Let’s start with their exit from the world cup and the controversial death of Bob Woolmer. Then came the 2007 t20 world cup final where they were a shot from victory and thankfully for us, made a mess of it. A few months later, Shoaib Akhtar and Mohammad Asif were accused of doping. Then came the Oval test where they caused a match to be forfeited for the first time in the history of the game. Then came a handful of forgettable series.  Javed Miandad himself has had three stints as the Pakistani coach. Then came, possibly, one of the worse incidents where militants shot at the Sri Lankan team bus and caused all hopes of hosting any international cricket in the foreseeable future. Then came the 2009 t20 triumph. 
At a time when the country was reeling from the floods, the victory suddenly reinstated a sense of hope. A sense of hope that they were still world beaters. A sense of normalcy and unity. They raised everyone’s hopes just for a little while. And then came the spot fixing scandal.
To see the future of pace bowling in Mohammad Aamer, who had so much promise, sell his soul for a few thousand rupees only reflects the situation they find themselves in. When in our country cricket stars are millionaires even before earning a test cap, these players operate on the whims of a hundred officials who circulate like a revolving door. However inexcusable, it reflects the uncertainty under which the game is functioning. 

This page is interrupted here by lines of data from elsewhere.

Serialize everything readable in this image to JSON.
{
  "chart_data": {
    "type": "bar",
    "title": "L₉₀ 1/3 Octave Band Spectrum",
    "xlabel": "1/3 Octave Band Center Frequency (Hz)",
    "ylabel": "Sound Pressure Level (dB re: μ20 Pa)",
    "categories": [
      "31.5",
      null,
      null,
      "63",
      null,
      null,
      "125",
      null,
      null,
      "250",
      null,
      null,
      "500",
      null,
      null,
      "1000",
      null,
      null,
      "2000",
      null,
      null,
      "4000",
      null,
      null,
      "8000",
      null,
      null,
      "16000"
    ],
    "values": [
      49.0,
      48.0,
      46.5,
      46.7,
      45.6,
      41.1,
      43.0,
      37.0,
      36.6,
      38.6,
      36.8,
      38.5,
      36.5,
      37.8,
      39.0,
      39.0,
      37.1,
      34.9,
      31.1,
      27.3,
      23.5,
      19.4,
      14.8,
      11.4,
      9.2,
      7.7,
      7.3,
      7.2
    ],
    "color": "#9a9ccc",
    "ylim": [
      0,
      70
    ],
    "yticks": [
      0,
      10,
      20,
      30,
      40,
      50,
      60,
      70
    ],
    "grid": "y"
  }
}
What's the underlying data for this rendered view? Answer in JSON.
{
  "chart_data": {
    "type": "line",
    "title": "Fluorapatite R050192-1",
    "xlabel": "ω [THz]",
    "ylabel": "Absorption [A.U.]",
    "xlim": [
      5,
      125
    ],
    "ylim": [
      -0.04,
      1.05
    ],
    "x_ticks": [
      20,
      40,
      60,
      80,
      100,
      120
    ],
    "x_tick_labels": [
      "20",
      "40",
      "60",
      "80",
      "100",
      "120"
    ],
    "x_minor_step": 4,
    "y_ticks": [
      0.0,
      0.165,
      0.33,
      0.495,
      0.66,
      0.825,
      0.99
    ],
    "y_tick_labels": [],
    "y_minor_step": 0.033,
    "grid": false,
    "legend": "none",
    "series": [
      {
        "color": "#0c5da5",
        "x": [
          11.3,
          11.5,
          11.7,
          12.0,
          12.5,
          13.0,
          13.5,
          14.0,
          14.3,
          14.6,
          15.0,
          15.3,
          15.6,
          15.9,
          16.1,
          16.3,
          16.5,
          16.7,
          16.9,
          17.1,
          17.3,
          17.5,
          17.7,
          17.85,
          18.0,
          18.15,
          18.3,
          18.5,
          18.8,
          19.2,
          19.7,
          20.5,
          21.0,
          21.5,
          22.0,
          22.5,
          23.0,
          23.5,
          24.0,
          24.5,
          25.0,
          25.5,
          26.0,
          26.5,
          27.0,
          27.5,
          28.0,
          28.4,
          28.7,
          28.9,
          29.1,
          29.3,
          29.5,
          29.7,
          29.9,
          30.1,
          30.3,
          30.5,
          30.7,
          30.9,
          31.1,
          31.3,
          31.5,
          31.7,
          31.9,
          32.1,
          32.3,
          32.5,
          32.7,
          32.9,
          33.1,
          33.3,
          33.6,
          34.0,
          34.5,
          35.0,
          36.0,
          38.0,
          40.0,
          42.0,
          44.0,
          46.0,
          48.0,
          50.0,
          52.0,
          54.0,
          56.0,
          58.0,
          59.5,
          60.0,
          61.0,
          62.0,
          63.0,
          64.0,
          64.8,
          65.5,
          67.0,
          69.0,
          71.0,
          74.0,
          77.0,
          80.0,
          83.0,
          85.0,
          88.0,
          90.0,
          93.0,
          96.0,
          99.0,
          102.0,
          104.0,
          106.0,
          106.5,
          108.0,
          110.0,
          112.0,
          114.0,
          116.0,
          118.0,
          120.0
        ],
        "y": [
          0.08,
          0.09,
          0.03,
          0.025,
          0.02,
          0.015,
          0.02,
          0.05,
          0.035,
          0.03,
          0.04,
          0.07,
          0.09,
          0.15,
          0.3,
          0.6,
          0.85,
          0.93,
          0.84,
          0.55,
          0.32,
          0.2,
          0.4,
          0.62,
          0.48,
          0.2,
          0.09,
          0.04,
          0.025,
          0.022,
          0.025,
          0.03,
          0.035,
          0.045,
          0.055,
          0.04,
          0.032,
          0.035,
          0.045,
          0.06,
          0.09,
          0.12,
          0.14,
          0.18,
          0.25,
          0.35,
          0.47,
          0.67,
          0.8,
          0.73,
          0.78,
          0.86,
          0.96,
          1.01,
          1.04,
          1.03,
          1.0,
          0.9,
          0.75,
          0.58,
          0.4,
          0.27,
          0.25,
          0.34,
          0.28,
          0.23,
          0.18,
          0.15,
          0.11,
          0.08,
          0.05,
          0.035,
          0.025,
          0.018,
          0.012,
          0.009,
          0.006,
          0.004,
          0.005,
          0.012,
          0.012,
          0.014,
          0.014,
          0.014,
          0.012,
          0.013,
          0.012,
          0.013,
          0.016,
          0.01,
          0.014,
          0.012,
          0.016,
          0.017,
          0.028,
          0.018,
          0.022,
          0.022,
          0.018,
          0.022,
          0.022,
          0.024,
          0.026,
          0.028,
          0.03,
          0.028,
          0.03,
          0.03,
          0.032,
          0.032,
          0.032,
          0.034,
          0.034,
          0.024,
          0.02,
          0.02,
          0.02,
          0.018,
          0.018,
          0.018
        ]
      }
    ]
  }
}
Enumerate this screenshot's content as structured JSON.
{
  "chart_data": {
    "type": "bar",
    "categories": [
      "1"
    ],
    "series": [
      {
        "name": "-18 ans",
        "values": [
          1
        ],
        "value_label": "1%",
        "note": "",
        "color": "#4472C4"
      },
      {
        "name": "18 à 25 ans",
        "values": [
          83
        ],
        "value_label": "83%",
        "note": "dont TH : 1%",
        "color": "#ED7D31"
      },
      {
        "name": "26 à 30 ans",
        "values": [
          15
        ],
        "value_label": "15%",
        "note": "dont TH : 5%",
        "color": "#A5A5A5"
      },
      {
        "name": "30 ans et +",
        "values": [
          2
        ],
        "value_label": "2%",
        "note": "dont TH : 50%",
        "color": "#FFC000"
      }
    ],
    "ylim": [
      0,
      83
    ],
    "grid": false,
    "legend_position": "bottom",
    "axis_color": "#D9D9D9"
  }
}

Over the years, the Pakistan cricket team has taken their fans on a roller coaster ride. From tears of joy to tears of despair, they’ve seen it all. Maybe it can’t be any other way. Maybe the country has to get itself in order before the game in the country can get itself in order. So you think back to all those moments when they embraced chaos. Misbah Ul Haq who played that suicidal shot and found Sreesanth in the deep. Shoaib Akthar, who could have retired a legend but rest assured all his antics that will definitely not earn him praise or accolades in the annals of the game. And finally, those 3 cricketers who gave their conscience a miss.  They all had glory within reach.
But as it so often happens in Pakistani cricket, they turned it all to chaos.